Because of its observed effects on inflammation as well as synapse viability and hippocampal neuron growth, FGL is an attractive potential therapy for AD and other age-related neurodegenerative diseases. Gene therapy using AAV-FGF2 is similar in these regards, however FGL can be administered systemically and crosses the BBB, whereas AAV must be injected directly into the CNS, excluding AAV9 (Dayton et al. 2012).
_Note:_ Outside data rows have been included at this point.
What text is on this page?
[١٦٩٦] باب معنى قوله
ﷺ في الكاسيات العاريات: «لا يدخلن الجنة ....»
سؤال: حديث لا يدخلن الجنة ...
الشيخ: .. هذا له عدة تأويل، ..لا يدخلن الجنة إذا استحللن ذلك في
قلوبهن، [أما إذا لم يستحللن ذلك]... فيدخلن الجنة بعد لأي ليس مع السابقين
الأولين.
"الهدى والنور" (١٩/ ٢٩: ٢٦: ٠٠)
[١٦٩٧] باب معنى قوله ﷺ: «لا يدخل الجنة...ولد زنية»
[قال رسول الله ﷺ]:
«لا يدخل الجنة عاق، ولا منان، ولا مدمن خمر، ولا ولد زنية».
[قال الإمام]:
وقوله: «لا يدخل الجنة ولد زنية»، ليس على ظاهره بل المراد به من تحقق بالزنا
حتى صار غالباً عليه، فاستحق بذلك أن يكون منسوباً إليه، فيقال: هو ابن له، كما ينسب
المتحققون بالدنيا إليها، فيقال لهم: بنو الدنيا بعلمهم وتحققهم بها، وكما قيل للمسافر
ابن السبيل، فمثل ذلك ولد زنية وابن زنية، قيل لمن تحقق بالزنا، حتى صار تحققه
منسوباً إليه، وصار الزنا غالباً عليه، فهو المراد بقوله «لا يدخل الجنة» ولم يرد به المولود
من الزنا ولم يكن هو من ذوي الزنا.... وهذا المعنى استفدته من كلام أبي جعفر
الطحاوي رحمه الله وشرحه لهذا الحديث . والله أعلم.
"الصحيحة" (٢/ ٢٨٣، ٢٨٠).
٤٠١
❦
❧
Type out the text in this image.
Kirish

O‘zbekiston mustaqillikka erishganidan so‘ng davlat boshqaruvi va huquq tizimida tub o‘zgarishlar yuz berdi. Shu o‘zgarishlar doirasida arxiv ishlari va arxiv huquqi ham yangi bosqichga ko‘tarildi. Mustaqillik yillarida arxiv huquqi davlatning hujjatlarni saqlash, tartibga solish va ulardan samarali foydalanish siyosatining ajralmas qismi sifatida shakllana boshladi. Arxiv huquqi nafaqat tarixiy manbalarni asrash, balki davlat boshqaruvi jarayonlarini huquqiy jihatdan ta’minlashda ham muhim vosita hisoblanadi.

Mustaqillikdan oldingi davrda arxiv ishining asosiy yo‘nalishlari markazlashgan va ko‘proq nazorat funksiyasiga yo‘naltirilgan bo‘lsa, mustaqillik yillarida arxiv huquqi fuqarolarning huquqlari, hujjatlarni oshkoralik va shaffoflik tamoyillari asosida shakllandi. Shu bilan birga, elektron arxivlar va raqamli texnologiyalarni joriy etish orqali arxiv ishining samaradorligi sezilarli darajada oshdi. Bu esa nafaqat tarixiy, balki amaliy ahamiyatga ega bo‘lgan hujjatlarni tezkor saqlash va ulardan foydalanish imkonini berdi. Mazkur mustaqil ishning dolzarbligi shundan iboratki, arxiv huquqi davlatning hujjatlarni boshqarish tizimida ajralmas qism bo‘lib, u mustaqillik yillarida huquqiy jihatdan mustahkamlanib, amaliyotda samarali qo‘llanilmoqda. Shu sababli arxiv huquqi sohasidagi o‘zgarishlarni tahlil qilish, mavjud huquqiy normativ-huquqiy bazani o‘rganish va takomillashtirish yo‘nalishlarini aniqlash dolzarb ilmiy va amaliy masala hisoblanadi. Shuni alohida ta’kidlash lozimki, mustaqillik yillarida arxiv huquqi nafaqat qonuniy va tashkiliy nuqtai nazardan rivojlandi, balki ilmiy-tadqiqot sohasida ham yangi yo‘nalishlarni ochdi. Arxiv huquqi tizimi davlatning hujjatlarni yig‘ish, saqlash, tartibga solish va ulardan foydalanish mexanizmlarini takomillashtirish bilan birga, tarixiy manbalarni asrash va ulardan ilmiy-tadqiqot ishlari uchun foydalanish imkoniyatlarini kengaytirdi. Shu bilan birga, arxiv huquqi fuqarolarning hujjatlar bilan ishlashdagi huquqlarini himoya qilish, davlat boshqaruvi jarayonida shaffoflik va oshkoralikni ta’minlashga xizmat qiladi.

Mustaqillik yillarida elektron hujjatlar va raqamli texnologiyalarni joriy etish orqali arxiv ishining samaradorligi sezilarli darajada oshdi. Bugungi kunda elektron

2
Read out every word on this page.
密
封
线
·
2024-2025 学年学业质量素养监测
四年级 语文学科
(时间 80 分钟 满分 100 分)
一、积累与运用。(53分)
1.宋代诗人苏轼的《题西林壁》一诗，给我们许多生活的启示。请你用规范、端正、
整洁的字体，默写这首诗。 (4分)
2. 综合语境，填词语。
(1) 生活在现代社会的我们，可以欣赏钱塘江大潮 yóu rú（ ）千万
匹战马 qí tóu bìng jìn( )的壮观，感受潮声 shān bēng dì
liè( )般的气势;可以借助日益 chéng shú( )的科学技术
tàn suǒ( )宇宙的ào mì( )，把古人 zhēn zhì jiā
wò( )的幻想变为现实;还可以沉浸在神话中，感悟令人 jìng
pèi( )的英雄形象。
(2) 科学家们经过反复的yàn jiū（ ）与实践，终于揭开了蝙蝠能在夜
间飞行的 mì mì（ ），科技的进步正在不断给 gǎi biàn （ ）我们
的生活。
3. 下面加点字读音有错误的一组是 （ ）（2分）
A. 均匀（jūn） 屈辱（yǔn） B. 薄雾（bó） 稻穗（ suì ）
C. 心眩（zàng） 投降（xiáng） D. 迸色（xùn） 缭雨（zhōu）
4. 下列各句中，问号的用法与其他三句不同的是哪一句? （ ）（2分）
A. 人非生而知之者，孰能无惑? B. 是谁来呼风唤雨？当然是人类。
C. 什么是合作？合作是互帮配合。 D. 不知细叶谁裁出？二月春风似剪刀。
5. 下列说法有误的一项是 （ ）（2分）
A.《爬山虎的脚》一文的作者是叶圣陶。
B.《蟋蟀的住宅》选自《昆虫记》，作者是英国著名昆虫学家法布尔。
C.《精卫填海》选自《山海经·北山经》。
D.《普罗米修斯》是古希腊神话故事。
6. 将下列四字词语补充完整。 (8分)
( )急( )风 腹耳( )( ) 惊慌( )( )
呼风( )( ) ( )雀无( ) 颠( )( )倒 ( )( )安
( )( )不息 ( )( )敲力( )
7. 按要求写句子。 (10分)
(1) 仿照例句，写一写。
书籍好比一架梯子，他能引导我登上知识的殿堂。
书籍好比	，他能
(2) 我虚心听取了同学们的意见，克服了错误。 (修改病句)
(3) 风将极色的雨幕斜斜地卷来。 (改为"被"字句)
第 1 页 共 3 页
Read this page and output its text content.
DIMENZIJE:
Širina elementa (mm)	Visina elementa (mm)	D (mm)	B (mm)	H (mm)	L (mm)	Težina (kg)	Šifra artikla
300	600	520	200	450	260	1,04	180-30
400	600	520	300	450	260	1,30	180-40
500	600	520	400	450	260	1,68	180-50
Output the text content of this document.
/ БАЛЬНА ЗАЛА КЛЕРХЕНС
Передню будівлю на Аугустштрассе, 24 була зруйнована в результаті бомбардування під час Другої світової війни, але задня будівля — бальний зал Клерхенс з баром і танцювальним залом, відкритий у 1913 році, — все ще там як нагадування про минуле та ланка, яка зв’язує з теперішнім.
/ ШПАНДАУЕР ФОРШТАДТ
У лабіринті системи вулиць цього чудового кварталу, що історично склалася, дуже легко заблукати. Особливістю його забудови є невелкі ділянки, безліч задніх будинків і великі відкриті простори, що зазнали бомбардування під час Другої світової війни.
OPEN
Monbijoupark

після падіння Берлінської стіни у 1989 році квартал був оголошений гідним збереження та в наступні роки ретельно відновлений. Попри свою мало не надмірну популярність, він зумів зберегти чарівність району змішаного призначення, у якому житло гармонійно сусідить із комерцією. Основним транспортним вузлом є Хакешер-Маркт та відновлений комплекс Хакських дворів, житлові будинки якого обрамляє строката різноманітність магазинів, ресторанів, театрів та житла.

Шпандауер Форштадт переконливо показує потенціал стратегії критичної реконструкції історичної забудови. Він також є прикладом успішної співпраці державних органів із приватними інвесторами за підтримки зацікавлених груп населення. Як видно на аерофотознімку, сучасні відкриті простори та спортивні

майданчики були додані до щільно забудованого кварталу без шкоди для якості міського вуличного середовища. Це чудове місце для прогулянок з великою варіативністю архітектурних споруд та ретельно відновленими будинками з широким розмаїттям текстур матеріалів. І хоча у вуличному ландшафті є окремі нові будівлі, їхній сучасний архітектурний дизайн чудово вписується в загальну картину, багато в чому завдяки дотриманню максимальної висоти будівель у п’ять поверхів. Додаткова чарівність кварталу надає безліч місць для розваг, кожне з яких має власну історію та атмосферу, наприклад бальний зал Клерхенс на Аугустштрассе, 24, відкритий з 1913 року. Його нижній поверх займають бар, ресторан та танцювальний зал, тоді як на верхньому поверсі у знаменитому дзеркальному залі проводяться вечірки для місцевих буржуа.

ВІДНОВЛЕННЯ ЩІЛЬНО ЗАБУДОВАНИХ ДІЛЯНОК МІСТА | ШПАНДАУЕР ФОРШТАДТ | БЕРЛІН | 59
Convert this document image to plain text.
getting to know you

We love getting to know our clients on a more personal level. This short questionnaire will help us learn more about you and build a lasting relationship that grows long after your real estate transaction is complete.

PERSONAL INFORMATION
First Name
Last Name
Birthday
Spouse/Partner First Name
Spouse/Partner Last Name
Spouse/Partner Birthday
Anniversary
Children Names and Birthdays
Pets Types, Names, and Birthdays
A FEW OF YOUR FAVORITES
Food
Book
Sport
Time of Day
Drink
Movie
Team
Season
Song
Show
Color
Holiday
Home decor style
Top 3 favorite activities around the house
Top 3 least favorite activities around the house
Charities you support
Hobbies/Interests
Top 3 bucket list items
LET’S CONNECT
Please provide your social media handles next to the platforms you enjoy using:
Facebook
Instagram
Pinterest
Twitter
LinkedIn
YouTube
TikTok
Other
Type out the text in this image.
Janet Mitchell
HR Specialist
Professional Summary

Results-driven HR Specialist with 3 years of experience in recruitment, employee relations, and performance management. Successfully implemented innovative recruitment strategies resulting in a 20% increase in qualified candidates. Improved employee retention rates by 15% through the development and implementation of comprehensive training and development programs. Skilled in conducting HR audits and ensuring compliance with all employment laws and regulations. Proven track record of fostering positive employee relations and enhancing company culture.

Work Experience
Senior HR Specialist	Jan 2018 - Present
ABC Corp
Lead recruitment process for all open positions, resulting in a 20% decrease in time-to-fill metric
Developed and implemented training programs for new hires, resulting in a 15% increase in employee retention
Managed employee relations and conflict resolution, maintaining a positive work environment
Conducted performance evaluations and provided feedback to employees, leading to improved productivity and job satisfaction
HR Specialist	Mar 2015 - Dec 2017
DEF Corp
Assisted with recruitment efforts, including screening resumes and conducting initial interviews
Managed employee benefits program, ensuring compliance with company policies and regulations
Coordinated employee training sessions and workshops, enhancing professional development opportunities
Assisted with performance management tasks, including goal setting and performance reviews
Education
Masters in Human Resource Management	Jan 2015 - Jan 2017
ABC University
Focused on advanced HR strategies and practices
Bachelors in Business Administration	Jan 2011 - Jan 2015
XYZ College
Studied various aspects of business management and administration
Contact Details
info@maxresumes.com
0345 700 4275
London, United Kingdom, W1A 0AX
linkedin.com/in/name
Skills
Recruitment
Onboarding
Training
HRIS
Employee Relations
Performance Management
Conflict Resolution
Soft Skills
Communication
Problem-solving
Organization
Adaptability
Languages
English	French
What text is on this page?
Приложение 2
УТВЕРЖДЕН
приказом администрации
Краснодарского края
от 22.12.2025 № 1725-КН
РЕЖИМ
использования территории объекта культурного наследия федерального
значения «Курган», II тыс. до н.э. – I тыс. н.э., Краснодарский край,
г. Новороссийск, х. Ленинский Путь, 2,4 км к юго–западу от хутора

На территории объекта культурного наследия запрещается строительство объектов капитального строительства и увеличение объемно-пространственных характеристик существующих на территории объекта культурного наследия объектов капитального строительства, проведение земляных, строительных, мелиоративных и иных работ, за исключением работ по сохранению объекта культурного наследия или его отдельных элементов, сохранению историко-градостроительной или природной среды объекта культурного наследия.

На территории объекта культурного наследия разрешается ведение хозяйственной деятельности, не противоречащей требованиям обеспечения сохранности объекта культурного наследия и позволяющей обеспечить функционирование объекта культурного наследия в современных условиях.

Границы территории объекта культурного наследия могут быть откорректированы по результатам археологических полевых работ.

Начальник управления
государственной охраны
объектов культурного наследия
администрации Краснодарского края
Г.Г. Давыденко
Despite these positive attributes, caution should be taken when assessing FGL’s potential for treating disease in humans. Although FGL did show benefits in Aβ-injected rats, to our knowledge it has not been tested in published AD mouse models. FGL showed no toxicity in rats, dogs or monkeys in preclinical studies, and an 8-day safety trial in 24 males of one intranasal FGL dose showed no serious adverse effects (Anand et al. 2007). In Europe, FGL is currently in clinical trials in AD patients, scheduled to end in 2014 (Development of a novel FGL therapy and translational tests for regenerative treatment of neurological disorders 2012). However, the human safety study was only 8 days long, which may not reveal any long-term adverse effects of the drug. Additionally, since FGL was shown to potentially enhance inflammation in the dentate gyrus (Ojo et al. 2011) and to reduce hippocampal cell volume and pyramidal cell number in young, healthy mice (Ojo et al. 2012b), in contrast to its effects on aged mice, FGL may differentially affect patients depending on age and/or disease severity.

Summary

A plethora of studies have demonstrated the crucial role of FGF2 in neurogenesis, both in proliferation and differentiation of stem cells during development and in the adult brain. FGF2/FGFR1 signaling holds great promise for therapeutic interventions for CNS diseases, due to its established effects not only on neurogenesis, but on synaptic formation, neuron-glia interactions, inflammation, and amyloidosis. Much progress has been made on the role of FGF2 in the CNS and on development of therapeutic interventions, and although these interventions have not yet been applied for treatment of human patients, the research devoted to advanced techniques such as gene therapy, microspheres, and novel BBB-permeable molecules are rapidly moving the field forward.